Thank you for the response! Here’s my agent configuration:
from agno.agent import Agent
from agno.models.anthropic import Claude
from pydantic import BaseModel, Field
from typing import List, Literal
class Error(BaseModel):
severity: Literal["Critical", "Major", "Minor"] = Field(description="...")
error_type: Literal["grammar", "spelling", "formatting", "consistency",
"legal", "reference", "structure"] = Field(description="...")
class ChunkReport(BaseModel):
chunk_index: int = Field(description="...")
errors: List[Error] = Field(default_factory=list, description="...")
total_errors: int = Field(default=0, description="...")
chunk_reviewer = Agent(
name="Chunk Reviewer",
model=Claude(
id=CLAUDE_SONNET_MODEL_ID,
api_key=ANTHROPIC_API_KEY,
temperature=0.1,
max_tokens=2048
),
role="Document quality control.",
description="Review documents for quality control.",
instructions=[
"..."
],
response_model=ChunkReport,
add_history_to_messages=True,
num_history_responses=2,
)
As you can see, I’m using Claude Sonnet with add_history_to_messages=True and num_history_responses=2. The token limit error only occurs with these history settings enabled, which makes me suspect there might be some recursive accumulation of history happening.
I’m processing documents in fixed-size chunks, calling the reviewer sequentially for each chunk.

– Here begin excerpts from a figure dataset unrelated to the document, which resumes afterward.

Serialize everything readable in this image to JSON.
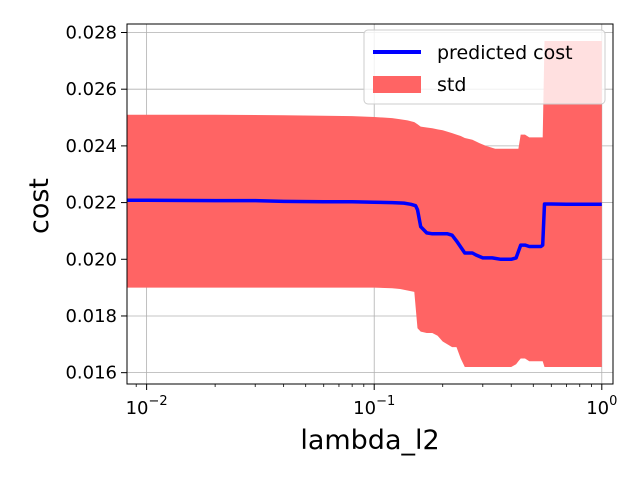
{
  "chart_data": {
    "type": "line",
    "xlabel": "lambda_l2",
    "ylabel": "cost",
    "x_scale": "log",
    "xlim": [
      0.0082,
      1.12
    ],
    "ylim": [
      0.0156,
      0.0283
    ],
    "grid": true,
    "legend_position": "top-right",
    "x_ticks": [
      {
        "value": 0.01,
        "base": "10",
        "exp": "−2"
      },
      {
        "value": 0.1,
        "base": "10",
        "exp": "−1"
      },
      {
        "value": 1.0,
        "base": "10",
        "exp": "0"
      }
    ],
    "y_ticks": [
      0.016,
      0.018,
      0.02,
      0.022,
      0.024,
      0.026,
      0.028
    ],
    "y_tick_labels": [
      "0.016",
      "0.018",
      "0.020",
      "0.022",
      "0.024",
      "0.026",
      "0.028"
    ],
    "series": [
      {
        "name": "predicted cost",
        "kind": "line",
        "color": "#0000ff",
        "x": [
          0.0082,
          0.01,
          0.02,
          0.03,
          0.04,
          0.06,
          0.08,
          0.1,
          0.12,
          0.135,
          0.145,
          0.152,
          0.155,
          0.16,
          0.17,
          0.18,
          0.19,
          0.2,
          0.21,
          0.22,
          0.23,
          0.25,
          0.27,
          0.28,
          0.3,
          0.33,
          0.36,
          0.4,
          0.42,
          0.44,
          0.46,
          0.48,
          0.5,
          0.52,
          0.54,
          0.55,
          0.56,
          0.6,
          0.7,
          0.8,
          0.9,
          1.0
        ],
        "y": [
          0.02208,
          0.02208,
          0.02207,
          0.02207,
          0.02204,
          0.02203,
          0.02203,
          0.02201,
          0.022,
          0.02198,
          0.02194,
          0.02189,
          0.02175,
          0.02115,
          0.02093,
          0.0209,
          0.0209,
          0.0209,
          0.0209,
          0.02085,
          0.02065,
          0.02022,
          0.02022,
          0.02015,
          0.02005,
          0.02005,
          0.02,
          0.02,
          0.02005,
          0.0205,
          0.0205,
          0.02045,
          0.02045,
          0.02045,
          0.02045,
          0.0205,
          0.02195,
          0.02195,
          0.02194,
          0.02194,
          0.02194,
          0.02194
        ]
      },
      {
        "name": "std",
        "kind": "band",
        "color": "#ff6464",
        "x": [
          0.0082,
          0.01,
          0.02,
          0.04,
          0.06,
          0.08,
          0.1,
          0.12,
          0.13,
          0.14,
          0.15,
          0.155,
          0.16,
          0.17,
          0.18,
          0.19,
          0.2,
          0.22,
          0.23,
          0.24,
          0.25,
          0.27,
          0.29,
          0.31,
          0.34,
          0.37,
          0.4,
          0.42,
          0.43,
          0.44,
          0.46,
          0.48,
          0.5,
          0.53,
          0.55,
          0.56,
          0.6,
          0.7,
          0.8,
          0.9,
          1.0
        ],
        "upper": [
          0.0251,
          0.0251,
          0.0251,
          0.02508,
          0.02506,
          0.02505,
          0.02502,
          0.02498,
          0.02494,
          0.0249,
          0.02484,
          0.02476,
          0.02468,
          0.02465,
          0.02462,
          0.02458,
          0.02455,
          0.02445,
          0.0244,
          0.02435,
          0.02428,
          0.02422,
          0.0241,
          0.024,
          0.0239,
          0.0239,
          0.0239,
          0.0239,
          0.0239,
          0.0244,
          0.0244,
          0.0243,
          0.0243,
          0.0243,
          0.0243,
          0.0277,
          0.0277,
          0.0277,
          0.0277,
          0.0277,
          0.0277
        ],
        "lower": [
          0.019,
          0.019,
          0.019,
          0.019,
          0.019,
          0.019,
          0.019,
          0.01898,
          0.01895,
          0.0189,
          0.01885,
          0.01757,
          0.01745,
          0.0174,
          0.0174,
          0.0173,
          0.0171,
          0.0169,
          0.0169,
          0.0165,
          0.0162,
          0.0162,
          0.0162,
          0.0162,
          0.0162,
          0.0162,
          0.0162,
          0.0163,
          0.0164,
          0.0165,
          0.0165,
          0.0164,
          0.0164,
          0.0164,
          0.0164,
          0.0162,
          0.0162,
          0.0162,
          0.0162,
          0.0162,
          0.0162
        ]
      }
    ]
  }
}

The token limit error only appears around iterations 10-12.
What’s strange is that with num_history_responses=2, each iteration should only include the current chunk plus the last 2 responses. But the error suggests the input is growing much larger. Could each response in the history be carrying its own history recursively? Is there a way to inspect the actual input message being sent to Claude? Since Agno is managing the Anthropic client, I can’t see the full prompt to verify if there’s indeed a recursive history accumulation happening.